Under current law, families with above-average income can get a tax credit of up to $480 for child-care expenses for one child, and up to $960 for two or more children. An alternative tax break allows employers to offer flexible-spending accounts that permit workers to exclude up to $5,000 in child-care expenses. That translates into a $1,400 tax savings for a family in the 28% tax bracket.

Under the House bill, the value of the current tax breaks would be reduced by 5% for each $1,000 in earnings above $70,000. And the tax breaks would be eliminated for families with adjusted gross income above $90,000. In addition, parents earning more than $70,000 would start paying taxes on the value of employer-provided day care.

The new child-care benefits for the poor and some middle class would boost cash payments to the working poor, expand Head Start, provide grants for states and help create new after-school programs. The total cost is estimated at about $28 billion over five years.

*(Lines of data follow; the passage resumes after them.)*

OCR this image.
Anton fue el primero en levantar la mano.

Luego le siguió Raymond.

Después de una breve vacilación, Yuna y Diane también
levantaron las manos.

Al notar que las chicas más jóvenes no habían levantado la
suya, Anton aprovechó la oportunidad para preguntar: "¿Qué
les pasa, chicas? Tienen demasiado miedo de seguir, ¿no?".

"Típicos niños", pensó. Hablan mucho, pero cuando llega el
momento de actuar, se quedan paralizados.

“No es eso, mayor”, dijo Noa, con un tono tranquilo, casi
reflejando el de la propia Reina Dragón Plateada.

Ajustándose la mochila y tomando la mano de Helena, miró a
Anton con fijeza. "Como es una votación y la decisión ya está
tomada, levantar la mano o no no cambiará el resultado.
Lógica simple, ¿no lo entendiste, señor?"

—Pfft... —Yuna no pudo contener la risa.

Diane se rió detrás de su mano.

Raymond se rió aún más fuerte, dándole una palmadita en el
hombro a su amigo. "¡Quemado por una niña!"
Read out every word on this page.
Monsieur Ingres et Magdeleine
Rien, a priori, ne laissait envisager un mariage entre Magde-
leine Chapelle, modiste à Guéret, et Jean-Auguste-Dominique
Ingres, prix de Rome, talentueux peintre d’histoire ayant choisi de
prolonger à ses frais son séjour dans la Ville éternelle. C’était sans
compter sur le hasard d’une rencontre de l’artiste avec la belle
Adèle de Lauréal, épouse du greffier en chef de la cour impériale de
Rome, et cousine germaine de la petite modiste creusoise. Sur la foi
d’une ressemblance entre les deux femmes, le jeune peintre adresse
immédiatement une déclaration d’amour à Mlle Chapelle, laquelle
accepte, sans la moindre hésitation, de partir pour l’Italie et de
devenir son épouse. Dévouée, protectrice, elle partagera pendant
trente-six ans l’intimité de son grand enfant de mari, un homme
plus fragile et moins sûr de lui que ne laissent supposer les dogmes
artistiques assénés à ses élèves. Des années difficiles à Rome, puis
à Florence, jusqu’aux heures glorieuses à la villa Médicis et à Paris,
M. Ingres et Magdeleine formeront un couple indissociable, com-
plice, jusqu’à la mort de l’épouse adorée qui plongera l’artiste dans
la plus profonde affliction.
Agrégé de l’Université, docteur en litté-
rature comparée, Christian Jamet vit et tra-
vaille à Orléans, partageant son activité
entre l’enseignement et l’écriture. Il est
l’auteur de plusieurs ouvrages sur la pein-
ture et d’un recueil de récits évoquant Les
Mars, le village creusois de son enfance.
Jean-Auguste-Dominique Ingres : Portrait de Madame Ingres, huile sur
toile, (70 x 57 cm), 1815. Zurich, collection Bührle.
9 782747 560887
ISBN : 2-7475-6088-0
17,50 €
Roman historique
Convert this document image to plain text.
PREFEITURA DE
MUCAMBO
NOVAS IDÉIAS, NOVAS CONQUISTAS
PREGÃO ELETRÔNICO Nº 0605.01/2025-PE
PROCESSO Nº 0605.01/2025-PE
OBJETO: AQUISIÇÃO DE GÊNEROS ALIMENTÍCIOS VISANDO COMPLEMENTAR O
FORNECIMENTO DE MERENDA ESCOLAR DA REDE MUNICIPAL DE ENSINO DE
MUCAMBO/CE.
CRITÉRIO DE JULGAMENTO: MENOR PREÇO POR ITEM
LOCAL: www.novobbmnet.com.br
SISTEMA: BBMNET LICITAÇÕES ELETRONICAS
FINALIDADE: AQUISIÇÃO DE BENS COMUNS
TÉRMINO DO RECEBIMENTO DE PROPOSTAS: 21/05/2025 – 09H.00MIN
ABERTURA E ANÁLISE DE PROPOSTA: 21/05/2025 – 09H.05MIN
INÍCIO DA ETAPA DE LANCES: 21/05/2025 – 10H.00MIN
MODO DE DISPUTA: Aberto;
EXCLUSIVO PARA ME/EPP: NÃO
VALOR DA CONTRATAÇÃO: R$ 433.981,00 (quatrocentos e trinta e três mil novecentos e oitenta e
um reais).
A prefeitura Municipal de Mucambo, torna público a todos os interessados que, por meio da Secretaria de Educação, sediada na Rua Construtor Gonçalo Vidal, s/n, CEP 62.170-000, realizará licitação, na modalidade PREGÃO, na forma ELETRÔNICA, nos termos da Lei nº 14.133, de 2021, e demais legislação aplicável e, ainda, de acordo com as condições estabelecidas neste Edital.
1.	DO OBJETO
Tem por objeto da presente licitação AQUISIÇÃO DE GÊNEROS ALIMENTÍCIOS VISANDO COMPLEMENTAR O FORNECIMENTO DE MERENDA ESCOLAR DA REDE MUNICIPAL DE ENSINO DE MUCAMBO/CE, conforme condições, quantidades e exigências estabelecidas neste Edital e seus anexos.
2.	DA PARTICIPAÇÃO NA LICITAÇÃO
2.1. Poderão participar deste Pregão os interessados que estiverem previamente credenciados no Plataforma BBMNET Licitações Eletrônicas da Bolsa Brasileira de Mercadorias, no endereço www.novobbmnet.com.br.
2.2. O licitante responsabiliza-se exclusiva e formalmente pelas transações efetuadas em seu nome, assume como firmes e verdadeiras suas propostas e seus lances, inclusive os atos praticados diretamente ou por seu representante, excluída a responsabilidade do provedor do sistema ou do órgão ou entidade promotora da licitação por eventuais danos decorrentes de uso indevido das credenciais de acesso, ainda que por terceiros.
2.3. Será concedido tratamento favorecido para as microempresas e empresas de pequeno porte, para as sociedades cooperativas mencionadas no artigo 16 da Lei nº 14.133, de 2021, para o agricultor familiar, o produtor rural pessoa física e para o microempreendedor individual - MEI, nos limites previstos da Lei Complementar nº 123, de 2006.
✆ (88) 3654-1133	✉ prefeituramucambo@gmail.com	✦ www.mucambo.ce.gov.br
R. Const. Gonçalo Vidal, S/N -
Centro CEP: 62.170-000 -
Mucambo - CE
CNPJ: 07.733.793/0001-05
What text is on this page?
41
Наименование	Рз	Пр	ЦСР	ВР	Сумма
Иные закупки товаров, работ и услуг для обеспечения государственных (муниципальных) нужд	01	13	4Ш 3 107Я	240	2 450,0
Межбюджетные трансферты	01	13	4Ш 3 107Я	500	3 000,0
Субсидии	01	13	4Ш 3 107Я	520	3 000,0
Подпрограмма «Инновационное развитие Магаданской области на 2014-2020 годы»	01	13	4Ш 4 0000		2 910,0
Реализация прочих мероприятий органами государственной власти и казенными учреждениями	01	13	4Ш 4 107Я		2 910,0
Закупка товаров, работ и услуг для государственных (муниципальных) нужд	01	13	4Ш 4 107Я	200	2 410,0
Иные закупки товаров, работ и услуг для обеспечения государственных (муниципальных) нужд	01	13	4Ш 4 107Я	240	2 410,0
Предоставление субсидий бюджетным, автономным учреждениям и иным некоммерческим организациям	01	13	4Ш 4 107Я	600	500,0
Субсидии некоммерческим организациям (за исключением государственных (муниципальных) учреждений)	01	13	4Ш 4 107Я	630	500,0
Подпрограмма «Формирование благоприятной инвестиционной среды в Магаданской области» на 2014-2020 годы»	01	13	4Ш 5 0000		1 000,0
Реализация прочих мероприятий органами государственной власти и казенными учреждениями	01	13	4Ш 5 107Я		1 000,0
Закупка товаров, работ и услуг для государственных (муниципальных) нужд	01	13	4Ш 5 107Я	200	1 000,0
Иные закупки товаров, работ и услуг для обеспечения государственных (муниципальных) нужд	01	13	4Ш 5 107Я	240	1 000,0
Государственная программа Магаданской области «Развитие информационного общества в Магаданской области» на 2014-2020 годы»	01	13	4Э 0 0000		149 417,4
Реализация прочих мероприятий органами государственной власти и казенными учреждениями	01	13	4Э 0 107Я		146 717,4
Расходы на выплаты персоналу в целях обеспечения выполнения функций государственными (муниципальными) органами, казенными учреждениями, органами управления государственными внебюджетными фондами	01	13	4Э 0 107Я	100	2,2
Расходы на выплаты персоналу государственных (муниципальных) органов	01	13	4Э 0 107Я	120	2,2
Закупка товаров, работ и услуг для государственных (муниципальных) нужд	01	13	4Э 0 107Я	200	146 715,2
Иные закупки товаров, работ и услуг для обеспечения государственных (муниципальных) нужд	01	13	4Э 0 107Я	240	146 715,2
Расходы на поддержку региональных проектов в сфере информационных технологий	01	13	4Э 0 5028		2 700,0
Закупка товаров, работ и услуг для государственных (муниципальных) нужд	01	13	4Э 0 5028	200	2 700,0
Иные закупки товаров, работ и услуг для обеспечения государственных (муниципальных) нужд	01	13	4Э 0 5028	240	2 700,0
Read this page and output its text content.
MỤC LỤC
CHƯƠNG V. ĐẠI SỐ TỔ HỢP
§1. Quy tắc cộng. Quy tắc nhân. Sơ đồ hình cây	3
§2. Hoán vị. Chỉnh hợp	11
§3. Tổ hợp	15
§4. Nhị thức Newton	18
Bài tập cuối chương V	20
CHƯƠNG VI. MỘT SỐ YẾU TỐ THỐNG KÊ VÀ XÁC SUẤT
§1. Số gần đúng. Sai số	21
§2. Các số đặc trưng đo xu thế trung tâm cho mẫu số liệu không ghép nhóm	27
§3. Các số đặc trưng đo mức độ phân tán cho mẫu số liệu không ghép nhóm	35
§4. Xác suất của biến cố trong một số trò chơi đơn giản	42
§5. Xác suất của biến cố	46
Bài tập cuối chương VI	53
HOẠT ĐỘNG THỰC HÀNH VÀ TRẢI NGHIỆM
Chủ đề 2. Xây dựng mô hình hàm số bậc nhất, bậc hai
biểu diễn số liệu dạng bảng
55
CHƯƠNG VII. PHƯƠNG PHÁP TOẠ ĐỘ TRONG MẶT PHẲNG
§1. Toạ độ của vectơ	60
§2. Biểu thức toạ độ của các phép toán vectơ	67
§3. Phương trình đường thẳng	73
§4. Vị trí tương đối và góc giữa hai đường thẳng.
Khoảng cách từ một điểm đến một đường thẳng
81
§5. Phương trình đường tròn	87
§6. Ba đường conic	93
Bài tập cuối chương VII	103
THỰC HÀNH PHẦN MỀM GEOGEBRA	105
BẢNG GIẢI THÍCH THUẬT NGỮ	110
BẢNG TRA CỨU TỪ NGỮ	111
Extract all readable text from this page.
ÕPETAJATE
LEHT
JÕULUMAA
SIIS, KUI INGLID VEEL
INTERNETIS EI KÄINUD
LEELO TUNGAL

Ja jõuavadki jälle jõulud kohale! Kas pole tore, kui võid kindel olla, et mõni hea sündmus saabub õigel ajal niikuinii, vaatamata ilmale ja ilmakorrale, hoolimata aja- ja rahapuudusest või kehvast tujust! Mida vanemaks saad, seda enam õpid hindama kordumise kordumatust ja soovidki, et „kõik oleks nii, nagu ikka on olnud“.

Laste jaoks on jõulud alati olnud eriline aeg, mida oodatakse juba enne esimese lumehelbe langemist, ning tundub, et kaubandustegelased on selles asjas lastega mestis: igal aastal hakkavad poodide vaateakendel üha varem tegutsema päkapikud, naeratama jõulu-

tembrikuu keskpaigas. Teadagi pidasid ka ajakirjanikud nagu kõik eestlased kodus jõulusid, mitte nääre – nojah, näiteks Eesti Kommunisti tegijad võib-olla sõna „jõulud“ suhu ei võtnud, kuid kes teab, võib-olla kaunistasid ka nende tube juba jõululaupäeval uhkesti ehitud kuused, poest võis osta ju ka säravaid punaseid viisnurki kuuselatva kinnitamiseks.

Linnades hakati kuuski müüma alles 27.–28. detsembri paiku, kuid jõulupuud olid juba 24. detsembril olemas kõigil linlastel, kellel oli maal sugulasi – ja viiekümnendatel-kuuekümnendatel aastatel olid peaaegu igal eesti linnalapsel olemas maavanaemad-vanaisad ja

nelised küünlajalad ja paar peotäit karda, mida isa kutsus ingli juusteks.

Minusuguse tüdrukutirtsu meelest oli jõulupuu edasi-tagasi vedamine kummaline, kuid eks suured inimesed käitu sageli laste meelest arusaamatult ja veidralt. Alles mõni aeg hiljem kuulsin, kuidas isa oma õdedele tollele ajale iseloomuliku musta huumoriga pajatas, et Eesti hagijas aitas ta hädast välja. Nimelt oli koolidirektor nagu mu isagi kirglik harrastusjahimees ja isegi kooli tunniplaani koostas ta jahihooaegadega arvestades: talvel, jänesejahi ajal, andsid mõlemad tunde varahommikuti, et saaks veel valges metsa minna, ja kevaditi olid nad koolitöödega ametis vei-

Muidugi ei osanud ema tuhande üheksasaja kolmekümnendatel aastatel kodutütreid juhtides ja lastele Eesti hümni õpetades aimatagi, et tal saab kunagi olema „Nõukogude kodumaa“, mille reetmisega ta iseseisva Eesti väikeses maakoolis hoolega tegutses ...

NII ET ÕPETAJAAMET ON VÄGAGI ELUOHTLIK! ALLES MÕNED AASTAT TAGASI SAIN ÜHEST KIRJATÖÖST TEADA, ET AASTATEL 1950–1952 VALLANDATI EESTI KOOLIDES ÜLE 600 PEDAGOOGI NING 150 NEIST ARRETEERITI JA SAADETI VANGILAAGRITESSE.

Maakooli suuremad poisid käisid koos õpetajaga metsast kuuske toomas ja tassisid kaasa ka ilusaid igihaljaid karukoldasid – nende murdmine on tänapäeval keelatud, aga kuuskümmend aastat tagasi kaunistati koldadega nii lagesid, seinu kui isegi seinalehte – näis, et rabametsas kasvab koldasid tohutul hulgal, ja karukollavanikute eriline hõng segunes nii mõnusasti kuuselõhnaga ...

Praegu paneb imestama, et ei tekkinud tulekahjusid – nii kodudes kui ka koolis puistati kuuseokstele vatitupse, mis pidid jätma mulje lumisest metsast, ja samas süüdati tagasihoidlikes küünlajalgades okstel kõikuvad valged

The reduction of tax breaks for the affluent would raise $1.5 billion over the next five years. Another $13 billion of the program’s cost would be raised by making permanent the 3% telephone tax, which is scheduled to expire this year.

Outlook

Congress “recognizes that pay-as-go-budgeting requires taking away something from some people in order to provide new benefits,” says Barry Bosworth, an economist at the Brookings Institution, a Washington think tank. “It makes sense to impose that burden on those who can more easily afford it.” But those involved in providing child-care benefits don’t see it that way.

For one thing, the plan may cause many companies to eliminate all employer subsidized child care, said Bonnie Whyte, head of the Employers Council on Flexible Compensation.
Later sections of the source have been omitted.